Телесность рассматривается как поэтическая категория, моделирующая художественный мир и субъектную структуру поэзии Иннокентия Анненского, как источник и основная форма полифонии лирического текста.

i Надоели баннеры? Вы всегда можете отключить рекламу.
iНе можете найти то, что вам нужно? Попробуйте сервис подбора литературы.
i Надоели баннеры? Вы всегда можете отключить рекламу.

BODY LANGUAGE IN INNOKENTY ANNENSKY’S POETRY

Corporality is studied in the article as a poetic category, modeling the artistic world and structure of subject in the poetry by Innokenty Annensky, serving as a source and the main form of polyphony of a lyrical text.

Текст научной работы на тему «Язык тела в поэзии Иннокентия Анненского»

Э.В. Кельметр1, Тюменский государственный университет Н.А. Рогачева2 Тюменский государственный университет

ЯЗЫК ТЕЛА В ПОЭЗИИ ИННОКЕНТИЯ АННЕНСКОГО

Телесность рассматривается как поэтическая категория, моделирующая художественный мир и субъектную структуру поэзии Иннокентия Анненского, как источник и основная форма полифонии лирического текста.

Ключевые слова: И. Анненский, телесность, поэтика, полифония, поэтический язык

E. V. Kelmetr

Tyumen State University

N.A. Rogacheva

Tyumen State University BODY LANGUAGE IN INNOKENTY ANNENSKY’S

POETRY

Corporality is studied in the article as a poetic category, modeling the artistic world and structure of subject in the poetry by Innokenty Annensky, serving as a source and the main form of polyphony of a lyrical text.

Key words: I. Annensky, corporality, poetics, polyphony, poetic language.

1 Кельметр Эльвира Викторовна - ассистент кафедры издательского дела Тюменского государственного университета, аспирант кафедры русской литературы Тюменского государственного университета

2 Рогачева Наталья Александровна - доктор филологических наук, доцент, профессор кафедры русской литературы Тюменского государственного университета

Сущность лирики по И. Анненскому определена способностью поэта воплотить отклик души на мельчайшие движения внешнего мира, передать человеческое ощущение во всей его синкретичности.
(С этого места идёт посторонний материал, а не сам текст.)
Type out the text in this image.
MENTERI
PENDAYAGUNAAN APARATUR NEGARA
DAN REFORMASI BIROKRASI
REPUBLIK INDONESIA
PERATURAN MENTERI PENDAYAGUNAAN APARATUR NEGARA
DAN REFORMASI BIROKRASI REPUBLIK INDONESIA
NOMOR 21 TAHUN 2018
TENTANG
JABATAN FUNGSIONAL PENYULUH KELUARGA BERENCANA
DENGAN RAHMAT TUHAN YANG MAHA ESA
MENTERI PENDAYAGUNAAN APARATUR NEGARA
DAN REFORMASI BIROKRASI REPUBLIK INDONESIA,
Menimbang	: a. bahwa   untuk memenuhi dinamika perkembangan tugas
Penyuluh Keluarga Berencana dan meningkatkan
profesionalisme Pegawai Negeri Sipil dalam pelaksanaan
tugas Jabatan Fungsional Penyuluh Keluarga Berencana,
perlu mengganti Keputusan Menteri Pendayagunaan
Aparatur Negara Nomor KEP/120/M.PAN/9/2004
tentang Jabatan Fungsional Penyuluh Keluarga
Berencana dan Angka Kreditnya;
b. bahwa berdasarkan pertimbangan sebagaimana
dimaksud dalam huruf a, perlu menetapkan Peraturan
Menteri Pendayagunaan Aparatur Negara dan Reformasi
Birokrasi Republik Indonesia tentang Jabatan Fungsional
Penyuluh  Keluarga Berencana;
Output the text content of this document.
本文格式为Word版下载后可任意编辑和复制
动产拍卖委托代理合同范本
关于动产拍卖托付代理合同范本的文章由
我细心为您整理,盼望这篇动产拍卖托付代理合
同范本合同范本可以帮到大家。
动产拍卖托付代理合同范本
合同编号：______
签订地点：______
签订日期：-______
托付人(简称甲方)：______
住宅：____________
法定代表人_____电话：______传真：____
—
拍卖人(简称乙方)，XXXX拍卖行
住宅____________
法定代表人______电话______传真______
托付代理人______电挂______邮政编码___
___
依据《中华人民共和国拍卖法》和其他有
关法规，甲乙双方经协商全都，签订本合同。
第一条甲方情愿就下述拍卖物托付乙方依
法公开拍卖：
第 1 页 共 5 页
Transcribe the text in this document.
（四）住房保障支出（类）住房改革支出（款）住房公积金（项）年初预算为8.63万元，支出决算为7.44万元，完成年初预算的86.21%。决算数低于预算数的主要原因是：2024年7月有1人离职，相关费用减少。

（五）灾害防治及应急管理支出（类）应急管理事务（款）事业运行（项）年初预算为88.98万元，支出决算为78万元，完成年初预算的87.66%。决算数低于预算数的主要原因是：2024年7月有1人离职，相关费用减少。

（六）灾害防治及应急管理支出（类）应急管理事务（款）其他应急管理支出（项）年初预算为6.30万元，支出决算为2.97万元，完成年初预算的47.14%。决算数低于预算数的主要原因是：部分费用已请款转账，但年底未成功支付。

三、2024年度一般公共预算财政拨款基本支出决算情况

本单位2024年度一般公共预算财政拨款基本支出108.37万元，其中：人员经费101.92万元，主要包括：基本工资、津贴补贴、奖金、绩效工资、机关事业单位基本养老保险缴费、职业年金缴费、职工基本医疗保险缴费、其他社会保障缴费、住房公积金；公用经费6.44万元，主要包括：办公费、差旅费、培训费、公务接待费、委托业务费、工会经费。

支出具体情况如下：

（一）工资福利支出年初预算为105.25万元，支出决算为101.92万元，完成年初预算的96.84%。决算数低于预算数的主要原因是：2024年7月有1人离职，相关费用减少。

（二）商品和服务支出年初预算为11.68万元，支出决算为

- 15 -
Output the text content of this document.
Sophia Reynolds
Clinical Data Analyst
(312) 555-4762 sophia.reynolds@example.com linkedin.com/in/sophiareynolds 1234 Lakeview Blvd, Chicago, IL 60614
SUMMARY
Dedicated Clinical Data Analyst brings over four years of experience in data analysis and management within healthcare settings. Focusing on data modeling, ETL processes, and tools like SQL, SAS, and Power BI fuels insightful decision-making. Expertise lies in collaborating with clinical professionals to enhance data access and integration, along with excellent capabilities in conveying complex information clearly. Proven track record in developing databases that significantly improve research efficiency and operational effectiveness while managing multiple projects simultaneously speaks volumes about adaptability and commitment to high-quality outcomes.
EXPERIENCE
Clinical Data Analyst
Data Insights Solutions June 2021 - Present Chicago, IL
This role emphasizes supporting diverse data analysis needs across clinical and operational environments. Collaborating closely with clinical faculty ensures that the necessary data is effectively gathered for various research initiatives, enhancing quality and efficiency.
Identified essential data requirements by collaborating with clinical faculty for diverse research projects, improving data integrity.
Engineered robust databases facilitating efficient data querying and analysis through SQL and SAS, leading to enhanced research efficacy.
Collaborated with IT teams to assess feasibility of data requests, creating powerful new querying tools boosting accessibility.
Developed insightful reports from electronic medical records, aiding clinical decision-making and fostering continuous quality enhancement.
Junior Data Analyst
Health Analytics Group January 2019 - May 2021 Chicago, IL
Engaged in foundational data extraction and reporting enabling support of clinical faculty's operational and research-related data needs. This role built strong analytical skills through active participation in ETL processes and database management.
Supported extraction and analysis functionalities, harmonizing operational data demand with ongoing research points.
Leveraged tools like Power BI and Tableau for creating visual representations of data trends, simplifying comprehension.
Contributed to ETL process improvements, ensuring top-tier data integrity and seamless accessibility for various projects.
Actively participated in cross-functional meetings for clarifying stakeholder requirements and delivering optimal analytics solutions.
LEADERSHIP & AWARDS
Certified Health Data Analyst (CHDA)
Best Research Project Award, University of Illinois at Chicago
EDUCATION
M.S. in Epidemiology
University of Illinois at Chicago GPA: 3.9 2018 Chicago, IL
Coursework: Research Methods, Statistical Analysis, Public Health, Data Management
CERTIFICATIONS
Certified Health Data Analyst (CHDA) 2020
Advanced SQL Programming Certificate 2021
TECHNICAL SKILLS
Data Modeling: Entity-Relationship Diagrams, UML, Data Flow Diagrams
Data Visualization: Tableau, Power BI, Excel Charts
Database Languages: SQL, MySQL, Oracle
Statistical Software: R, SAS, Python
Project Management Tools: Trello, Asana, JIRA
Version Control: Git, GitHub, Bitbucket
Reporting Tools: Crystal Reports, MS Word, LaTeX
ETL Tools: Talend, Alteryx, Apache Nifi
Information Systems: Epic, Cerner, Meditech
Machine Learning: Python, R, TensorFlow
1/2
Так, обращаясь к Ш. Бодлеру в статье «Что такое поэзия?», Анненский характеризует его сонет «Сплин» («Pluviose, irrite contre la vie entiere...») как «подслушанный» в осенней капели [Анненский, 1979, с. 203]. Подобная творческая установка (если можно назвать установкой спонтанные реакции на явления действительности и вызванные ими ассоциативные связи) и есть константа поэтического мира Анненского во всех его проявлениях, намеках, недосказанностях.

Стремление охватить одним взглядом разновременные состояния реальности («Все глазами взять хочу я // Из темнеющего сада...») - характерная авторская интенция. Она дала повод одним из первых критиков творчества Анненского М. Волошину и В. Брюсову назвать его импрессионистом [Волошин, 1988, с. 526; Брюсов, 1975, с. 328]. Импрессионизм, однако, предполагает известную единоличность, монологизм сознания лирического субъекта. Поэзия Иннокентия Анненского полифонична, что неоднократно отмечали исследователи его творчества (Ю.М. Лотман, А.В. Федоров, С. . Бройтман, Т.В. Бердникова, Н.В. Налегач, Г.В. Петрова и др.). При этом природа полифонии трактуется весьма различно.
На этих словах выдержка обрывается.